Schimmel: Clarity of conscience
There is danger in assigning any one group of people a single story. Appearance and narrative have limited threads of truth, particularly with respect to people at risk or experiencing homelessness today. The personal stories we encounter are from people that experience just how fragile life can be with the loss of a job, a spouse, or a home, or discharged prematurely from a medical or mental health institution or by protective services. Everyone has a story, and the symptoms we see are rarely what they seem.
The very question of how we respond to homelessness in Forest Grove goes right to the heart of who we want to be as a community. I believe we could agree on providing for the basic needs and restoring community to people going through some of the most challenging times of their lives. As someone who has lived in our community for over 20 years and administered a shelter for two seasons, I've witnessed shared aspiration.
The circumstances for those experiencing of homelessness simply appeal for compassion, and not succumb to a single narrative. We have more clarity of the populations we serve. I'm referring to many people who are experiencing homelessness for the first time or in episodes, people under-employed, striving for a living wage, and unable to find an affordable home or suffering from a disability.

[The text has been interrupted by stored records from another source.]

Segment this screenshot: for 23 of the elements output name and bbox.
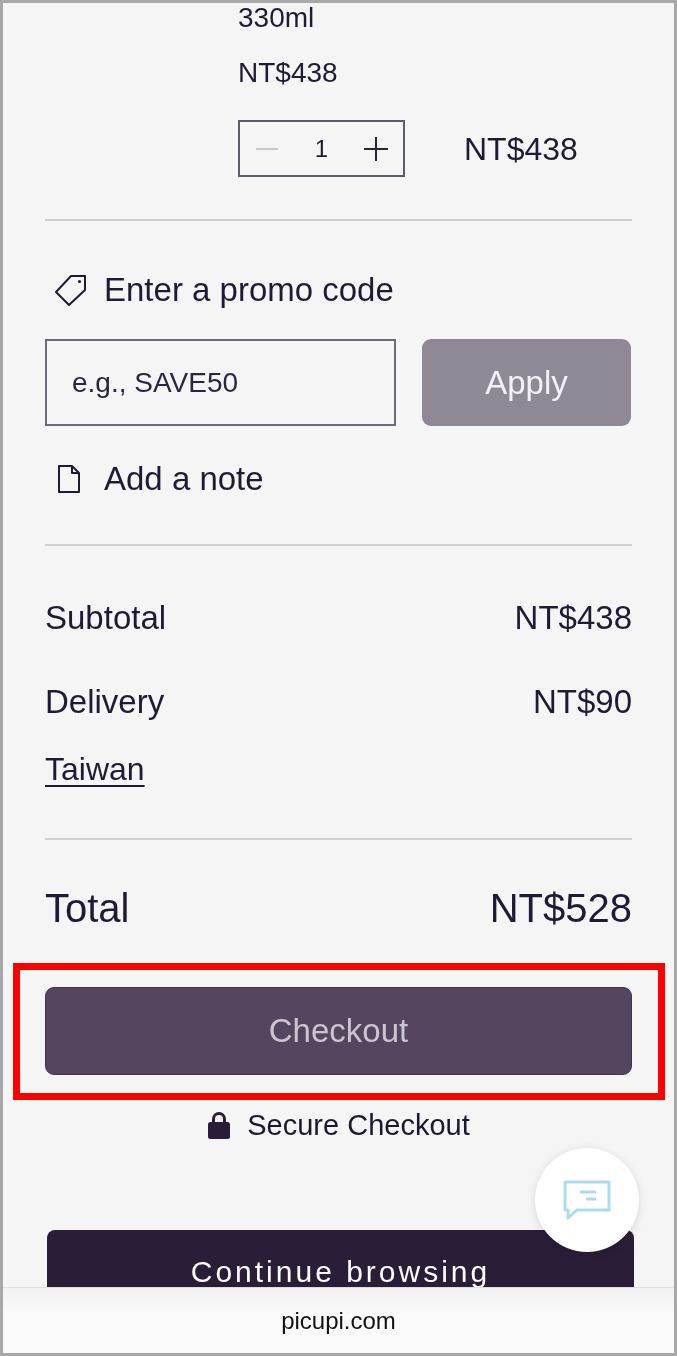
add-note-link[interactable]: Add a note bbox=[104, 461, 264, 497]
unit-price: NT$438 bbox=[238, 58, 338, 88]
total-value: NT$528 bbox=[489, 885, 632, 931]
summary-label: Delivery bbox=[45, 684, 165, 720]
plus-icon bbox=[364, 136, 388, 161]
address-text[interactable]: picupi.com bbox=[281, 1306, 396, 1335]
summary-value: NT$90 bbox=[532, 684, 632, 720]
chat-icon bbox=[563, 1180, 611, 1220]
line-total: NT$438 bbox=[464, 130, 578, 167]
secure-checkout-label: Secure Checkout bbox=[247, 1109, 470, 1141]
tag-icon bbox=[53, 274, 87, 306]
quantity-stepper[interactable]: 1 bbox=[238, 120, 405, 177]
delivery-region-link[interactable]: Taiwan bbox=[45, 751, 145, 787]
document-icon bbox=[57, 464, 81, 494]
summary-label: Subtotal bbox=[45, 600, 167, 636]
product-size: 330ml bbox=[238, 3, 315, 33]
summary-value: NT$438 bbox=[514, 600, 632, 636]
promo-code-field[interactable]: e.g., SAVE50 bbox=[45, 339, 396, 426]
checkout-button[interactable]: Checkout bbox=[45, 987, 632, 1075]
promo-code-link[interactable]: Enter a promo code bbox=[104, 272, 394, 308]
total-label: Total bbox=[45, 885, 130, 931]
quantity-field[interactable]: 1 bbox=[314, 134, 329, 163]
lock-icon bbox=[207, 1111, 232, 1139]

The benefit we hope to achieve is restoring community to those displaced by social and economic hardship. We encounter families with toddlers, seniors, veterans, women escaping domestic abuse, and people suffering from disabilities and mental health. People experiencing homelessness deserve to be helped. For most, homelessness is their current experience, not their identity.

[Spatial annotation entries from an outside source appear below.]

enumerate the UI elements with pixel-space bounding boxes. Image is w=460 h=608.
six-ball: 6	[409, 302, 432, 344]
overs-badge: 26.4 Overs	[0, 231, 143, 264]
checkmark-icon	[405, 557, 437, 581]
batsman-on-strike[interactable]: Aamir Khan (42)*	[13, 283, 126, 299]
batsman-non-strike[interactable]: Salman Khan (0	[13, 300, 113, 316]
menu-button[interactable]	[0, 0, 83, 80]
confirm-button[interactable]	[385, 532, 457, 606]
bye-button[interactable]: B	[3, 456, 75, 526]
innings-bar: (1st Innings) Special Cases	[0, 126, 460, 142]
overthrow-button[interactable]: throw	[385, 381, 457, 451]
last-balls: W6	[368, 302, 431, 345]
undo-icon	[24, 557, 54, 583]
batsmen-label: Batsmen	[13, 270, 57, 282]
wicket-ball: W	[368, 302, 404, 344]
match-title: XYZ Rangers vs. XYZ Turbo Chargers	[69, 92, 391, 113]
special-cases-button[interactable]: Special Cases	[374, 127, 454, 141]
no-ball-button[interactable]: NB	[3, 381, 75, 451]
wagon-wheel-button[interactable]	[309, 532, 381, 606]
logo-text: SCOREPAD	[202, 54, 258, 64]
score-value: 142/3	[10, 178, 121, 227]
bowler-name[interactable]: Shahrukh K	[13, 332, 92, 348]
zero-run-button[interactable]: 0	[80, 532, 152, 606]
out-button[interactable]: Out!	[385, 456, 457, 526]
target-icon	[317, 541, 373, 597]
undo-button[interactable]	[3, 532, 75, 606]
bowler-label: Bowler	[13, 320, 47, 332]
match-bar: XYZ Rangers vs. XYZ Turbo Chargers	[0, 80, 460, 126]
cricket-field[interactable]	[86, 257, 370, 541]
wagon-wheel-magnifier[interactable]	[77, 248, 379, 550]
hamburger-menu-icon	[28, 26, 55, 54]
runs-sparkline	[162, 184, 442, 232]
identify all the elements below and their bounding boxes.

We've experienced outstanding civic engagement in our community through the support of Washington County, Community Action, Pacific University, the Forest Grove/Cornelius Chamber of Commerce, the City of Forest Grove and the faith community. All have been essential partners in providing safe, welcoming shelter, while expanding services and removing barriers to helping individuals and families out of homelessness and restoring community to those displaced by social and economic hardship.

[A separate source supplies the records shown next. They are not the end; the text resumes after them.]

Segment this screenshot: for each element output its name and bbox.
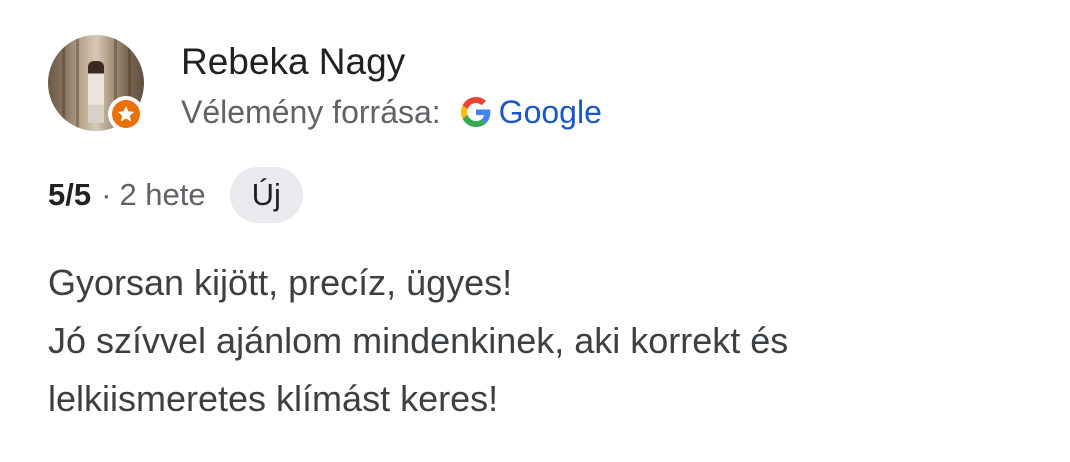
google-g-icon: [460, 97, 491, 127]
review-text-line: Gyorsan kijött, precíz, ügyes!: [48, 262, 513, 303]
local-guide-star-icon: [112, 100, 140, 128]
local-guide-badge: [108, 96, 144, 132]
avatar-detail: [62, 35, 65, 131]
reviewer-name[interactable]: Rebeka Nagy: [181, 40, 405, 84]
review-text-line: lelkiismeretes klímást keres!: [48, 378, 499, 419]
meta-separator: ·: [101, 177, 112, 212]
avatar-detail: [76, 35, 79, 131]
review-meta: 5/5 · 2 hete Új: [48, 167, 303, 223]
review-text: Gyorsan kijött, precíz, ügyes! Jó szívve…: [48, 254, 1048, 428]
avatar-person: [88, 61, 104, 123]
rating-value: 5/5: [48, 177, 92, 212]
review-text-line: Jó szívvel ajánlom mindenkinek, aki korr…: [48, 320, 789, 361]
review-time: 2 hete: [119, 177, 206, 212]
new-badge: Új: [229, 167, 303, 223]
review-source: Vélemény forrása: Google: [181, 92, 602, 132]
review-card: Rebeka Nagy Vélemény forrása: Google 5/5…: [0, 0, 1070, 462]
source-label: Vélemény forrása:: [181, 94, 441, 130]
google-source-link[interactable]: Google: [499, 92, 602, 132]
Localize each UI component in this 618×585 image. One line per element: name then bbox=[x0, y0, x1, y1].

Local programs aim to help those seeking a safe place, social services, permanent housing and employment. Providing support is the difference for people successfully navigating the system to access eligible services they seek.
Together we can provide community to everyone, and in particular restore community for vulnerable but capable people who deserve to be helped.
Brian Schimmel is outreach director of Old Town Church and serves on the Forest Grove Sustainability Commission. He lives in Forest Grove.